Rahmat menjelaskan, capaian tersebut tidak lepas dari berbagai inovasi dan kolaborasi yang dilakukan bersama mitra daerah.
“Kami terus memperluas akseptasi pembayaran digital melalui berbagai inisiatif, seperti QRIS Society LPG Channel, digitalisasi di destinasi wisata seperti Borobudur, Lawang Sewu, dan Karimunjawa, hingga kerja sama peningkatan literasi keuangan dengan pemerintah daerah, perbankan, dan lembaga pendidikan,” katanya.
Sekretaris Daerah Provinsi Jawa Tengah, Sumarno, turut memberikan apresiasi kepada Bank Indonesia atas konsistensinya dalam memperkuat sinergi digitalisasi daerah.
“Kegiatan seperti Rupiah Tresno Budoyo ini membuktikan bahwa budaya dapat berjalan beriringan dengan ekonomi kreatif. Keduanya saling memperkuat untuk membangun kemandirian ekonomi Jawa Tengah,” ungkap Sumarno.
Mengusung tema dua abad Perang Jawa, kegiatan ini juga menjadi refleksi semangat perjuangan Pangeran Diponegoro dalam konteks modern. Nilai-nilai kemandirian, integritas, dan keteguhan yang diperjuangkannya menjadi inspirasi untuk membangun ekonomi yang mandiri dan berdaulat,. Hal ini sejalan dengan arah kebijakan Bank Indonesia yang mendorong kemandirian sistem pembayaran nasional melalui inovasi seperti Gerbang Pembayaran Nasional (GPN) dan QRIS Cross Border, yang kini dapat digunakan di Singapura, Malaysia, Thailand, Filipina, dan Jepang.

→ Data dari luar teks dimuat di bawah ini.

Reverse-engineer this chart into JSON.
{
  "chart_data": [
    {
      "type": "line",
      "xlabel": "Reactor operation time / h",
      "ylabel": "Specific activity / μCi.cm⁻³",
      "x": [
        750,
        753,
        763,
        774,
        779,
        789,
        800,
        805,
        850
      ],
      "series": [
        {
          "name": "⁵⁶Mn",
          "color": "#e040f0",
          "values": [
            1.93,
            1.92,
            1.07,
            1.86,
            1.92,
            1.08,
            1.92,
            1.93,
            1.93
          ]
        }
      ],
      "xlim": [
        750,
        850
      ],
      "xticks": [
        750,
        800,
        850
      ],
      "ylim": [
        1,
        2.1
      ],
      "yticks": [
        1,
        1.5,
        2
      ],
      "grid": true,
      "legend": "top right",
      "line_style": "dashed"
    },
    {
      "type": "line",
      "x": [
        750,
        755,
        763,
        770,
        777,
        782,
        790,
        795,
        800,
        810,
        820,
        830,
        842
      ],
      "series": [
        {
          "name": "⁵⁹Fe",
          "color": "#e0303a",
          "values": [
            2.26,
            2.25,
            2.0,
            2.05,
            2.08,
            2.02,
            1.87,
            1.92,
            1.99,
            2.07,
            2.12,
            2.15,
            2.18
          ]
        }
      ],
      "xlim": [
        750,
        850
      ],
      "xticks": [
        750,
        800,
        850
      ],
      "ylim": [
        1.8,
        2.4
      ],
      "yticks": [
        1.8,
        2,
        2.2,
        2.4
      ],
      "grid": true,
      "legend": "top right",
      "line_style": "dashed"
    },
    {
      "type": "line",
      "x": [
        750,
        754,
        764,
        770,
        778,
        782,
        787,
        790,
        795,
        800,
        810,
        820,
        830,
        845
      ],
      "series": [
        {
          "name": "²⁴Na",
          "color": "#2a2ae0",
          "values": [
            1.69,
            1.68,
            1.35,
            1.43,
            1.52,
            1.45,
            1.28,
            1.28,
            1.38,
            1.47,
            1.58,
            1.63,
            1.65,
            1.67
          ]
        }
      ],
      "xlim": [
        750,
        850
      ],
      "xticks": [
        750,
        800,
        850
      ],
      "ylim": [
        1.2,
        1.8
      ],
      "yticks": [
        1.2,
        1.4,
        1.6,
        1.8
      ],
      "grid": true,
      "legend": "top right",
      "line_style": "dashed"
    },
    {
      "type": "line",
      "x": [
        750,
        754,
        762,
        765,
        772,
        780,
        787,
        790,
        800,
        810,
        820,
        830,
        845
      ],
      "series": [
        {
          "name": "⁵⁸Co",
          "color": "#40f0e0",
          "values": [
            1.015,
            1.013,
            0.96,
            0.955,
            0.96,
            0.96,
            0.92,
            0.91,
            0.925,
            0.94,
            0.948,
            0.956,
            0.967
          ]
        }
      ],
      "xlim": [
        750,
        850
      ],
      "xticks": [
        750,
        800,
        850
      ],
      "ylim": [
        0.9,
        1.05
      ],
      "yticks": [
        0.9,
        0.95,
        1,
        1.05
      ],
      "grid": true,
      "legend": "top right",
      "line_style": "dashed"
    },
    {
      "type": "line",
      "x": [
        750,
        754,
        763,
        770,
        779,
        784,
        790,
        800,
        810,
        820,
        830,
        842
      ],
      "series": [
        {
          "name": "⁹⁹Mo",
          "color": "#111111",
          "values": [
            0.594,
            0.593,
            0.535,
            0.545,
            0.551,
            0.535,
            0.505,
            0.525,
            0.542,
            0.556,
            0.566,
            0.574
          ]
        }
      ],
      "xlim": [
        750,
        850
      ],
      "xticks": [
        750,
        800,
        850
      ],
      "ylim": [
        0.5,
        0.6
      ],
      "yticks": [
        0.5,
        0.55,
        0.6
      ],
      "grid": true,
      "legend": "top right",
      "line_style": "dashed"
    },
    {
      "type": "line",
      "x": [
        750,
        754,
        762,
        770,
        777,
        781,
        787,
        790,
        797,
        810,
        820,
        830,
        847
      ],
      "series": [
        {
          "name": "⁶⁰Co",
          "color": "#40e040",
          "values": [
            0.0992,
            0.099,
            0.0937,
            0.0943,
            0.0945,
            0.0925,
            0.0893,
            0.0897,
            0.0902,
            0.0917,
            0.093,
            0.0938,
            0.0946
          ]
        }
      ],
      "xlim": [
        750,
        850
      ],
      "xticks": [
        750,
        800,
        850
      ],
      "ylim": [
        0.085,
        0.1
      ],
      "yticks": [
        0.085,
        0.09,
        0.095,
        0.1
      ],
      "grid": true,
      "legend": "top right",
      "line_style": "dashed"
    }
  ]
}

Sebagai puncak acara, Rupiah Tresno Budoyo 2025 menampilkan “Opera Orchestra Diponegoro”, kolaborasi seniman Jawa Tengah dan musisi muda yang mengisahkan perjuangan Diponegoro dalam balutan tari teatrikal, orkestra modern, dan gamelan kontemporer, sebuah simbol integrasi budaya tradisional di tengah pesatnya transformasi digital.
Melalui Rupiah Tresno Budoyo 2025, Bank Indonesia Jawa Tengah berharap percepatan digitalisasi pembayaran dapat terus meluas dengan tetap menjunjung tinggi nilai sejarah dan kearifan budaya lokal.
“Kami ingin digitalisasi tidak hanya memudahkan transaksi, tetapi juga memperkuat jati diri bangsa melalui pelestarian budaya,” pungkas Rahmat Dwisaputra.